Serenata, Cuban Suite No. 1, for violin and piano, (2002, rev. 2011) dur. 22 minutes. Eleven short movements based on old Cuban music.
PROGRAM NOTE by the composer:
The idea for this piece was brewing in my head for several years: a suite of pieces in a Cuban style. But I wasn’t sure either of the medium — piano four-hands with or without percussion was an early thought — or of the content. As I improvised one day at the piano, the combination of violin and piano became the clear choice, as so much of Cuban music is vocal, and the form of the individual pieces also became clearer. I didn’t want fully developed, closed numbers but rather open-ended pieces that didn’t quite end before the next number took over. This led to the image of a carnival, where one’s attention flies from one excitement to another; this carnival, like a procession, seems to approach the listener from the distance and passes away in the end, like a memory of one — a fantasy.

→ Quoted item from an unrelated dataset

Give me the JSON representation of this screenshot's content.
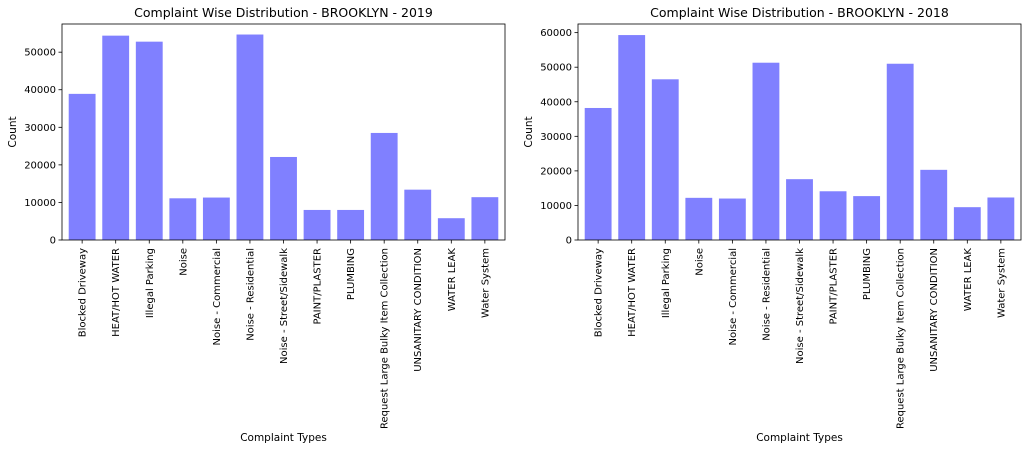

This idea in turn reminded me, of course, of Schumann’s great piano solo work, which depicts a similar scene. As work progressed, I realized there was another parallel taking shape between the two: I began to sense that there were two musical “personalities” pervading my suite, somewhat in the manner of Schumann’s Eusebius and Florestan, but not in the same way. My two personalities, rather than being one dreamy and the other stormy (although that is by no means all those two represented for Schumann), oppose a spiky, modernistic style and one entirely traditional. In some numbers the two fuse, or one or the other clearly dominates; they alternate and in the end coexist in their own world, reconciled or not.
The reason, I think, it took me so long to find a way to write this music was that it meant confronting my feelings about Cuban music, and perhaps also about what it means to me to be of Cuban birth. I have always found disagreeable the idea that if you are Cuban (or Black or German or Chinese) you must therefore write “Cuban” (or “Black” or “German” or “Chinese”) music. Much more attractive to me has been the notion that one can, to the extent possible, invent oneself; that to whatever givens — the time and place and culture one is born into — one can admix other influences and affinities that extend one’s reach beyond the earliest boundaries prescribed by the accidents of birth, thereby becoming a unique individual.
Further, given my own history, it is misguided to think that because I was born in Cuba to Cuban parents I should therefore be all things Cuban. In fact, our family left Cuba when I was five and the rest of my life has been lived mainly in the United States — the once-called “melting pot.” Growing up I listened to European classical music, Broadway musicals (but no opera), Motown, and several kinds of jazz, besides, of course, Cuban music. So does that make my experience, because mixed, necessarily inauthentic? Hardly: my generation, raised with the sound recording and exposed to all kinds of influences, in order to be authentic will not likely be pure. As did that arch-American of long ago, Walt Whitman, I celebrate my contradictions!
My difficulty is compounded by the fact that Cuba has given the world an enormous amount of the greatest and most popular dance music. There is something very clearly recognized as “Cuban music.” So for a Cuban to work outside that tradition is to work at a disadvantage: if you’re Cuban and don’t write “Cuban” music, many people suddenly lose interest, I have found. Mine is not a unique experience. Some people are amazed to hear my music and not find any Cuban influences in it and ask me why. The subtext I hear is: “Why have you betrayed your roots?” So the somewhat perverse reaction in me was to avoid an audible Cuban influence; to write in that style would be a capitulation to the forces that prescribe who I am to be. But that too is an unfree attitude.
This work represents, therefore, a kind of exorcism, and at one point I thought of calling it “Carnaval de los demonios,” where each successive movement was a kind of Cuban music “demon.” The pervasive tritone, the diabolus in musica, represents another species of demon. But I can see there are other demons lurking, among them, conflicting high- and low-brow attitudes, which seem to me ever less useful approaches to art in our deeply miscellaneous culture.
Be that all as it may, the work also expresses my love of the old Cuban music, and in that loving spirit I dedicate Serenata to my parents, who wanted me to be a popular composer, but above all else wanted me to be happy and so never asked me too many questions.